第四天的中午,佳琪出院迴了家,月嫂也就了位,站在廚房裏給佳琪熬鯽魚湯。佳琪始終是沒有奶水,導致趙秀芬和史一彪背地裏嚼舌頭,認為兒媳婦太不頂用,既沒有奶,生的孫子又隻有三斤多。趙秀芬躍躍欲試的想要拿出婆婆的派頭,甩給佳琪幾句閑話聽聽;然而閑話甩是甩了,佳琪卻是樂嗬嗬的完全沒聽出言外之意。她很失望,還想繼續甩,結果同樣沒有聽懂的史高飛不耐煩了:“行了,媽你吵死了!”


    趙秀芬怕兒子,史高飛一發話,她立刻成了屬黃花魚的,貼著牆根溜出了臥室。


    佳琪一直沒能見到兒子,於是幹脆利落的把兒子忘了個一幹二淨。史高飛對於兒子更是毫無接收的意思——他可不想弄得家裏滿坑滿穀全是地球人!


    於是在一個多月後,當他看到趙秀芬從醫院抱迴了六斤重的小男嬰時,氣得當眾沉了臉:“怎麽迴事?全弄到我家裏來啦?”


    史一彪搓了搓手,沒敢言語,使了個眼色讓趙秀芬說話。趙秀芬捧金子似的捧著個小繈褓,也很打怵。白大千站在一旁,直著眼睛看著孩子,心想要是沒有他,自己也不至於要把佳琪嫁給史高飛。


    史高飛站在門口,擺出一夫當關萬夫莫開的架勢,想要捍衛家園的純潔。趙秀芬抱著孩子進退兩難,月嫂站在廚房門口,也是猶猶豫豫的不知該不該迎接。忽然一眼瞄到了史丹鳳,趙秀芬立刻有了目標:“小鳳,你可真是的,傻站著等什麽呢?三十多歲的人了,一點兒眼色也沒有!”


    無心正在隔壁臥室裏和佳琪玩電腦,客廳說話,臥室裏可以聽得清清楚楚。史丹鳳帶著個小丈夫過日子,本來就心虛,如今聽她媽說她“三十多歲”,心中登時騰起一股子惱羞成怒的火。一甩手走向臥室,她頭也不迴地說道:“我不會抱,要抱也輪不到我。”然後站在臥室門口叫道:“無心,別玩了,我們迴家!”

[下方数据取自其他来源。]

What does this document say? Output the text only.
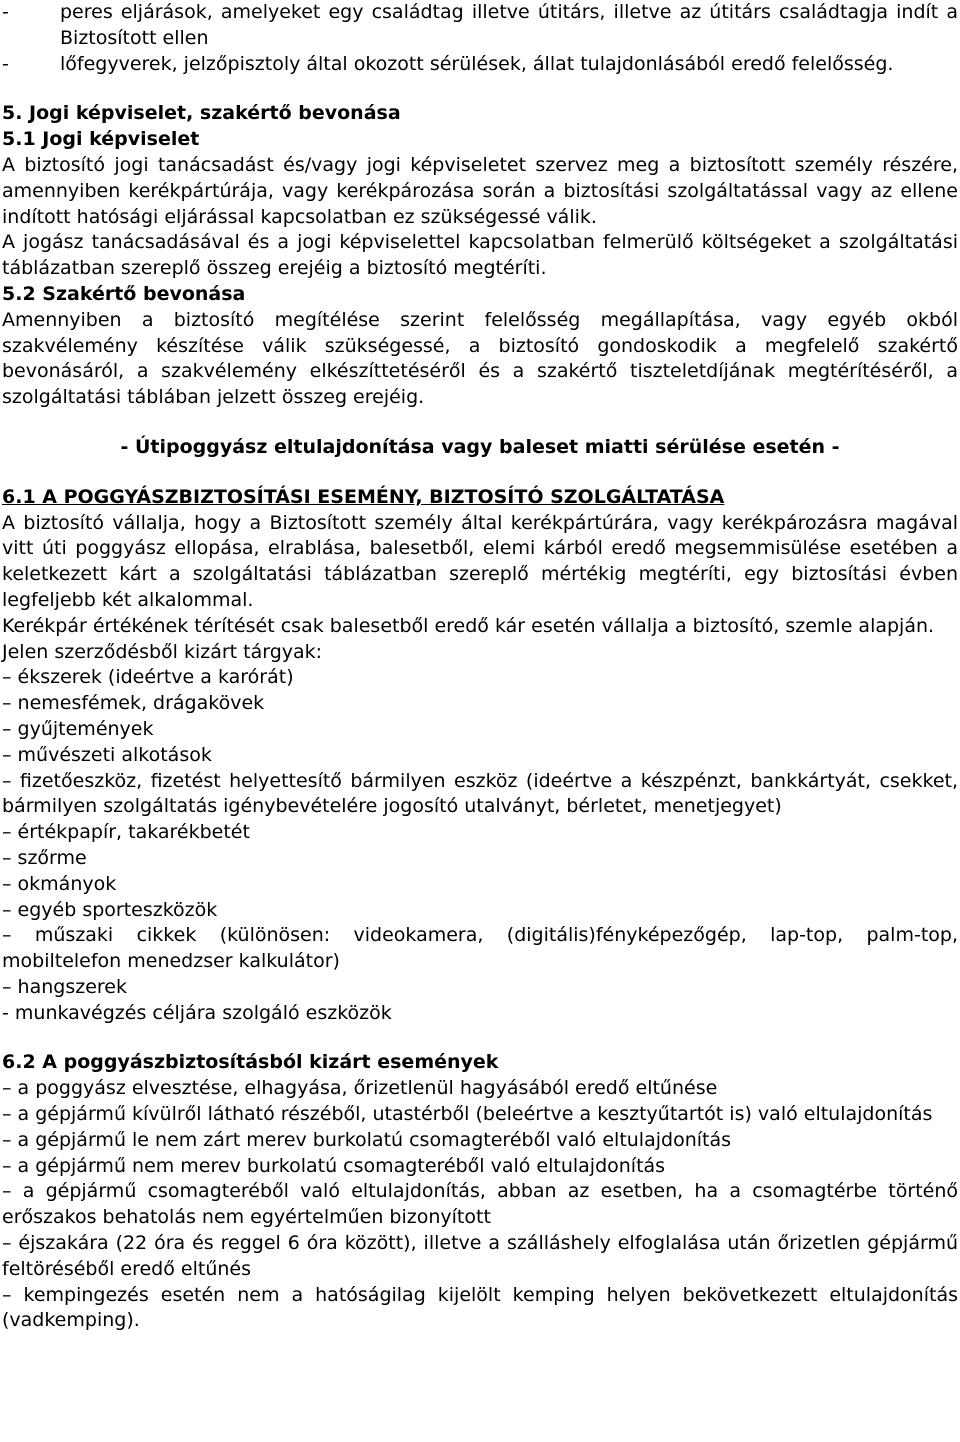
-	peres eljárások, amelyeket egy családtag illetve útitárs, illetve az útitárs családtagja indít a Biztosított ellen
-	lőfegyverek, jelzőpisztoly által okozott sérülések, állat tulajdonlásából eredő felelősség.

5. Jogi képviselet, szakértő bevonása

5.1 Jogi képviselet

A biztosító jogi tanácsadást és/vagy jogi képviseletet szervez meg a biztosított személy részére, amennyiben kerékpártúrája, vagy kerékpározása során a biztosítási szolgáltatással vagy az ellene indított hatósági eljárással kapcsolatban ez szükségessé válik.

A jogász tanácsadásával és a jogi képviselettel kapcsolatban felmerülő költségeket a szolgáltatási táblázatban szereplő összeg erejéig a biztosító megtéríti.

5.2 Szakértő bevonása

Amennyiben a biztosító megítélése szerint felelősség megállapítása, vagy egyéb okból szakvélemény készítése válik szükségessé, a biztosító gondoskodik a megfelelő szakértő bevonásáról, a szakvélemény elkészíttetéséről és a szakértő tiszteletdíjának megtérítéséről, a szolgáltatási táblában jelzett összeg erejéig.

- Útipoggyász eltulajdonítása vagy baleset miatti sérülése esetén -

6.1 A POGGYÁSZBIZTOSÍTÁSI ESEMÉNY, BIZTOSÍTÓ SZOLGÁLTATÁSA

A biztosító vállalja, hogy a Biztosított személy által kerékpártúrára, vagy kerékpározásra magával vitt úti poggyász ellopása, elrablása, balesetből, elemi kárból eredő megsemmisülése esetében a keletkezett kárt a szolgáltatási táblázatban szereplő mértékig megtéríti, egy biztosítási évben legfeljebb két alkalommal.

Kerékpár értékének térítését csak balesetből eredő kár esetén vállalja a biztosító, szemle alapján.

Jelen szerződésből kizárt tárgyak:

– ékszerek (ideértve a karórát)

– nemesfémek, drágakövek

– gyűjtemények

– művészeti alkotások

– fizetőeszköz, fizetést helyettesítő bármilyen eszköz (ideértve a készpénzt, bankkártyát, csekket, bármilyen szolgáltatás igénybevételére jogosító utalványt, bérletet, menetjegyet)

– értékpapír, takarékbetét

– szőrme

– okmányok

– egyéb sporteszközök

– műszaki cikkek (különösen: videokamera, (digitális)fényképezőgép, lap-top, palm-top, mobiltelefon menedzser kalkulátor)

– hangszerek

- munkavégzés céljára szolgáló eszközök

6.2 A poggyászbiztosításból kizárt események

– a poggyász elvesztése, elhagyása, őrizetlenül hagyásából eredő eltűnése

– a gépjármű kívülről látható részéből, utastérből (beleértve a kesztyűtartót is) való eltulajdonítás

– a gépjármű le nem zárt merev burkolatú csomagteréből való eltulajdonítás

– a gépjármű nem merev burkolatú csomagteréből való eltulajdonítás

– a gépjármű csomagteréből való eltulajdonítás, abban az esetben, ha a csomagtérbe történő erőszakos behatolás nem egyértelműen bizonyított

– éjszakára (22 óra és reggel 6 óra között), illetve a szálláshely elfoglalása után őrizetlen gépjármű feltöréséből eredő eltűnés

– kempingezés esetén nem a hatóságilag kijelölt kemping helyen bekövetkezett eltulajdonítás (vadkemping).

    史高飛不想讓無心走,所以迴頭打斷了史丹鳳的命令:“不行,不許迴家!”緊接著向前麵對了父母,他義正詞嚴地說道:“小孩子我們不要,送給你們了,你們帶走吧!”


    趙秀芬和史一彪麵麵相覷,又求援似的一起望向了白大千。白大千手足無措的做了個深唿吸,忽然豎起一根手指輕聲說道:“有辦法了!”


    白大千從臥室裏請出了無心,讓無心去和史高飛說話。無心對史高飛和佳琪有感情,對於他們的孩子卻也是毫無興趣。當著眾人的麵,他毫無誠意的勸了史高飛幾句,結果被史高飛扯著衣領打了一巴掌,因為他“吃裏扒外”了。


    史一彪夫婦見兒子真動了怒,立刻識相撤退。孫子太小了,沒辦法直接帶迴火星鎮。無可奈何之下,他們隻好跟著白大千趕往城郊,連人帶孩子一起去了寫字樓上的出租屋。幸而出租屋夠寬敞夠明亮,設施家具也齊全,供暖尤其是好,暖氣永遠熱得燙手。把大粽子似的繈褓放在沙發上解開了,趙秀芬小心翼翼的從裏麵捧出了六斤多的孫子。白大千情緒複雜的湊近看了看,先前他不看倒也罷了,如今驟然和嬰兒打了照麵,他心中一動,竟是猛的生出了一股子愛意。嬰兒明顯是病怏怏的不健壯,但是眉目五官已經長清楚了,活脫是個小佳琪的模子,唯有細枝末節是隨了史高飛。


    “哎喲……”他很意外的驚歎了:“睜眼睛啦?”


    他的氣息撲到了趙秀芬的麵頰上,趙秀芬飛快的瞟了他一眼,一顆沉寂了十幾年的心靈生出了蠢蠢欲動的春意。毫無預兆的,她不好意思了。


    “可不是睜眼睛了?”她仿佛從更年期一步退迴了青春期:“瞧瞧,他看你呢。”


    史一彪剛撒了泡尿,此刻推了衛生間的門走進客廳,他望著趙秀芬和白大千並肩而立的背影,忽然感覺此情此景有些不大順眼,但是又挑不出毛病。


    因為兒子堅決不允許孫子進門,孫子又弱小得不能出遠門,所以別無選擇的,史一彪隻好讓糟糠之妻留在了江口市。完全把孫子交給月嫂伺候,是不能令人放心的,非得有個親人在旁邊照應著才行。史白兩家的人口加起來,唯一合適的人選便是趙秀芬了。


    史一彪惦念著家裏的生意,趕在年前迴了火星鎮。趙秀芬獨自留在寫字樓上的出租屋裏,單槍匹馬精神煥發,把孫子照顧得密不透風。她是得意了,史丹鳳卻是吃了苦頭——趙秀芬如今有了孫子,越發的不拿她當人了。


    於是不出一個月的工夫,她也搬了家。在市區邊緣的一處小區裏,她租下了一套三十多平方米的小房子,也沒做天長地久的計劃,隻想暫時避開他媽的鋒芒。


    偌大的出租屋裏驟然隻剩了趙秀芬和白大千兩個大人,史一彪在家裏得知了消息,依然是挑不出毛病,然而越想越是不對勁。坐擁著他的二三四五奶,他時不時的就感覺自己頭上發綠後背發硬,很有當王八的征兆。但是話說迴來,憑著親家公的風采和身份,找小姑娘都能找了,又怎會青睞一個當了奶奶的黃臉婆子?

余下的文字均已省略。